Cargill has reported net earnings of $327 million in the fiscal 2009 fourth quarter ended May 31, down 69% from $1.05 billion in the same period a year ago.
For the full fiscal year, Cargill earned $3.33 billion, a 16% decrease from a record $3.95 billion in the prior year.
Revenues for the full year decreased 3% to $116.6 billion. Cash flow from operations declined 6% to $6.7 billion.
“The year was a tale of two halves,” said Greg Page, Cargill chairman and chief executive officer. “Cargill posted record results through November. In the second half, earnings slowed considerably as the world economy contracted for the first time in six decades. In the end, the net effect was the second-best year in our company’s history.”
Page credited Cargill’s profitability to four factors. “The company went into the downturn with a strong balance sheet.
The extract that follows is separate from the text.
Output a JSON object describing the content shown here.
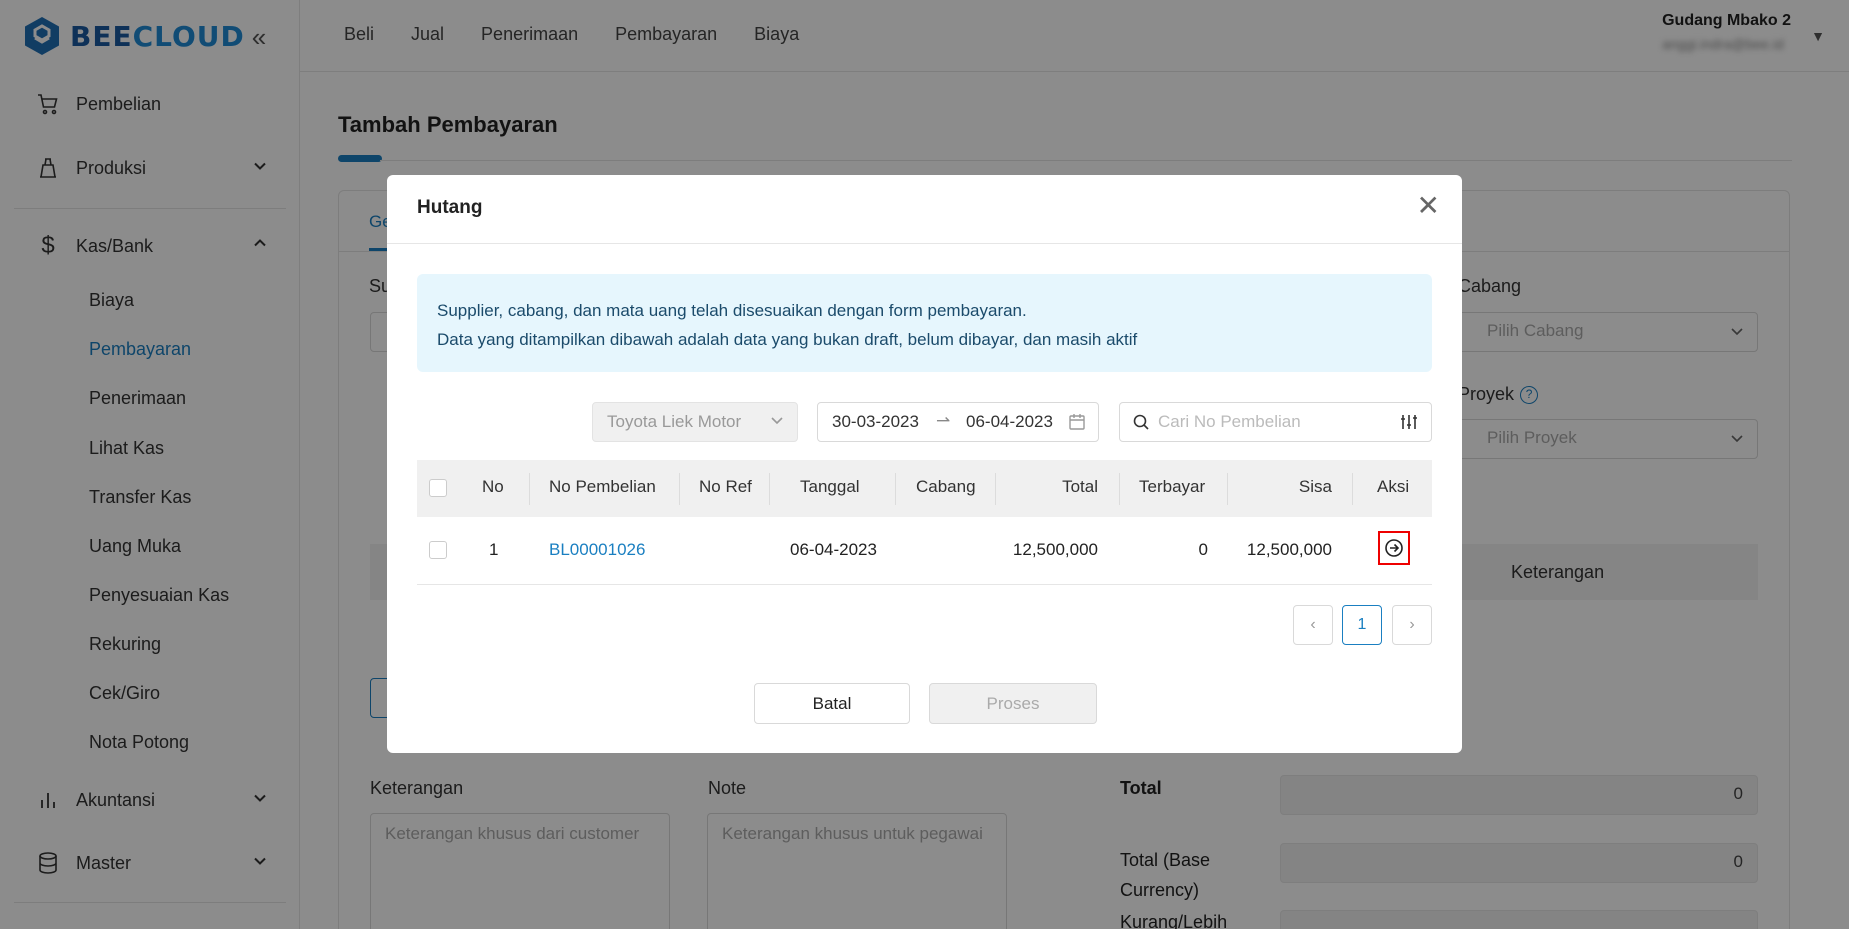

We acted early to reduce costs and decrease the use of debt and operating working capital. Our trading teams anticipated price volatility correctly in both the run-up and the run down in commodity values. We kept the focus on being a reliable supplier to our customers – helping them meet the challenges of these difficult economic times.”
Page said Cargill’s business diversity also was a source of strength. “Operating in many industries and in many countries allowed us to cushion some of the downturn by serving areas of growth, particularly in developing economies that experienced smaller declines in their gross domestic products.”
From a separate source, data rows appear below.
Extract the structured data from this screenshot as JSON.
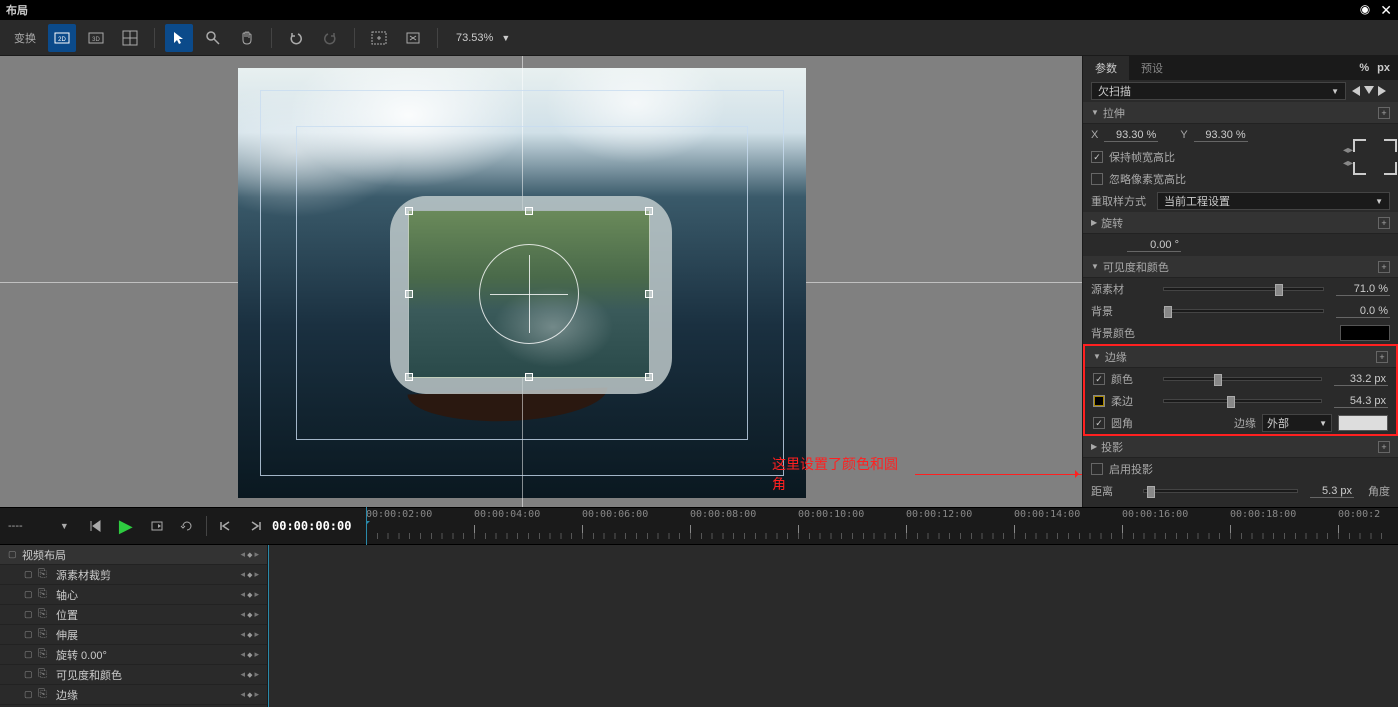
{
  "window": {
    "title": "布局"
  },
  "toolbar": {
    "transform_label": "变换",
    "zoom": "73.53%"
  },
  "annotation": "这里设置了颜色和圆角",
  "panel": {
    "tabs": {
      "params": "参数",
      "presets": "预设",
      "pct": "%",
      "px": "px"
    },
    "overscan_label": "欠扫描",
    "stretch": {
      "title": "拉伸",
      "x_label": "X",
      "x_val": "93.30 %",
      "y_label": "Y",
      "y_val": "93.30 %",
      "keep_aspect": "保持帧宽高比",
      "ignore_par": "忽略像素宽高比"
    },
    "resample": {
      "label": "重取样方式",
      "value": "当前工程设置"
    },
    "rotate": {
      "title": "旋转",
      "value": "0.00 °"
    },
    "visibility": {
      "title": "可见度和颜色",
      "source": "源素材",
      "source_val": "71.0 %",
      "bg": "背景",
      "bg_val": "0.0 %",
      "bg_color": "背景颜色"
    },
    "border": {
      "title": "边缘",
      "color": "颜色",
      "color_val": "33.2 px",
      "soft": "柔边",
      "soft_val": "54.3 px",
      "rounded": "圆角",
      "edge": "边缘",
      "edge_mode": "外部"
    },
    "shadow": {
      "title": "投影",
      "enable": "启用投影",
      "distance": "距离",
      "distance_val": "5.3 px",
      "angle": "角度"
    }
  },
  "timeline": {
    "current": "00:00:00:00",
    "marks": [
      "00:00:02:00",
      "00:00:04:00",
      "00:00:06:00",
      "00:00:08:00",
      "00:00:10:00",
      "00:00:12:00",
      "00:00:14:00",
      "00:00:16:00",
      "00:00:18:00",
      "00:00:2"
    ],
    "selector": "----",
    "tracks": {
      "root": "视频布局",
      "items": [
        {
          "name": "源素材裁剪"
        },
        {
          "name": "轴心"
        },
        {
          "name": "位置"
        },
        {
          "name": "伸展"
        },
        {
          "name": "旋转",
          "extra": "0.00°"
        },
        {
          "name": "可见度和颜色"
        },
        {
          "name": "边缘"
        }
      ]
    }
  }
}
Fourth-quarter earnings in agriculture services and in food ingredients and applications were up from the prior year, reflecting steps taken by this diverse group of business units to reduce costs, adjust product mix and collaborate with customers on value-adding solutions.
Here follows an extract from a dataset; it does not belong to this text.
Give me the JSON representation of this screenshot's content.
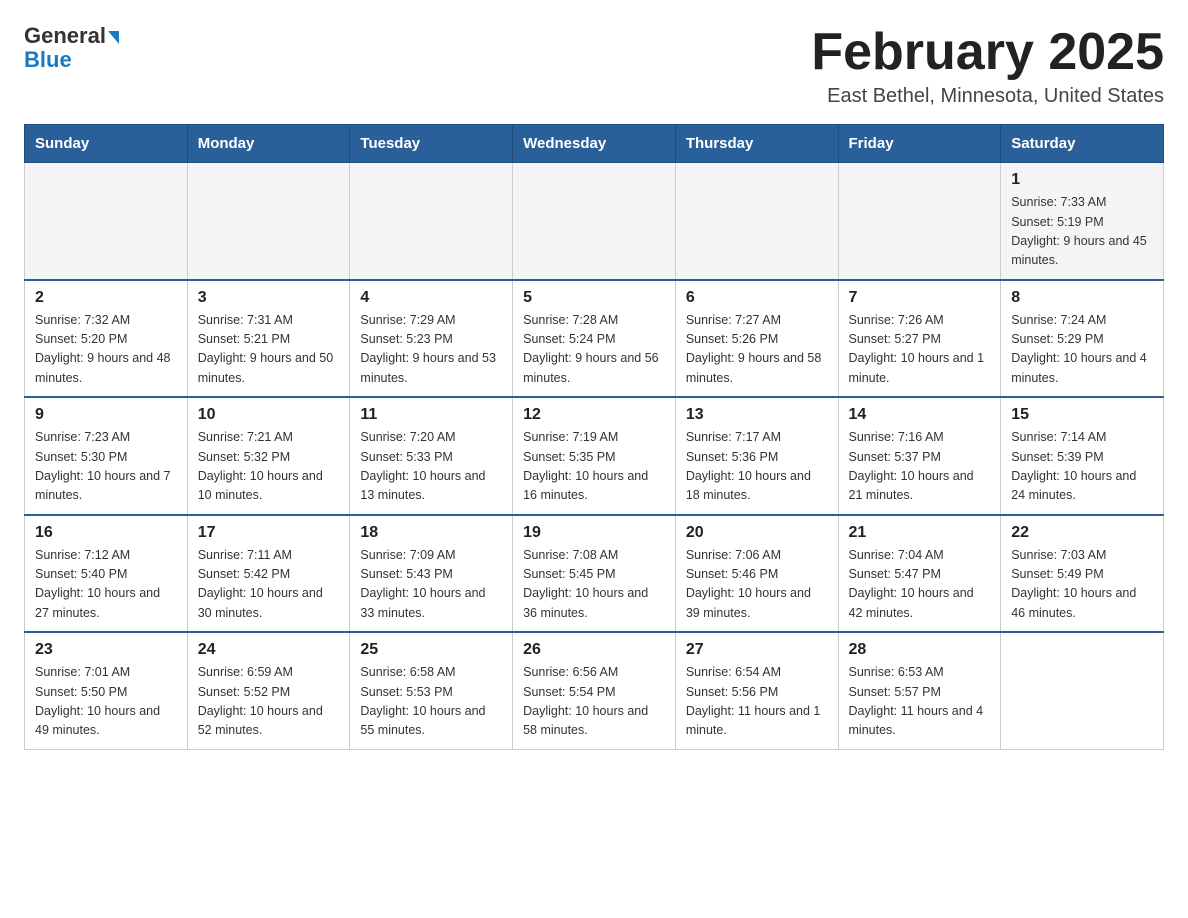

Cargill continued to reinvest globally in fiscal 2009. It opened or expanded major processing facilities in Brazil, Canada, China, France, Ghana and the United States that strengthen its global supply chains in canola, cocoa, palm, soy and biofuels. It also increased the base-level spending that keeps the company’s plants in top physical condition to deliver safe food, efficient energy and water use, and a lighter environmental footprint.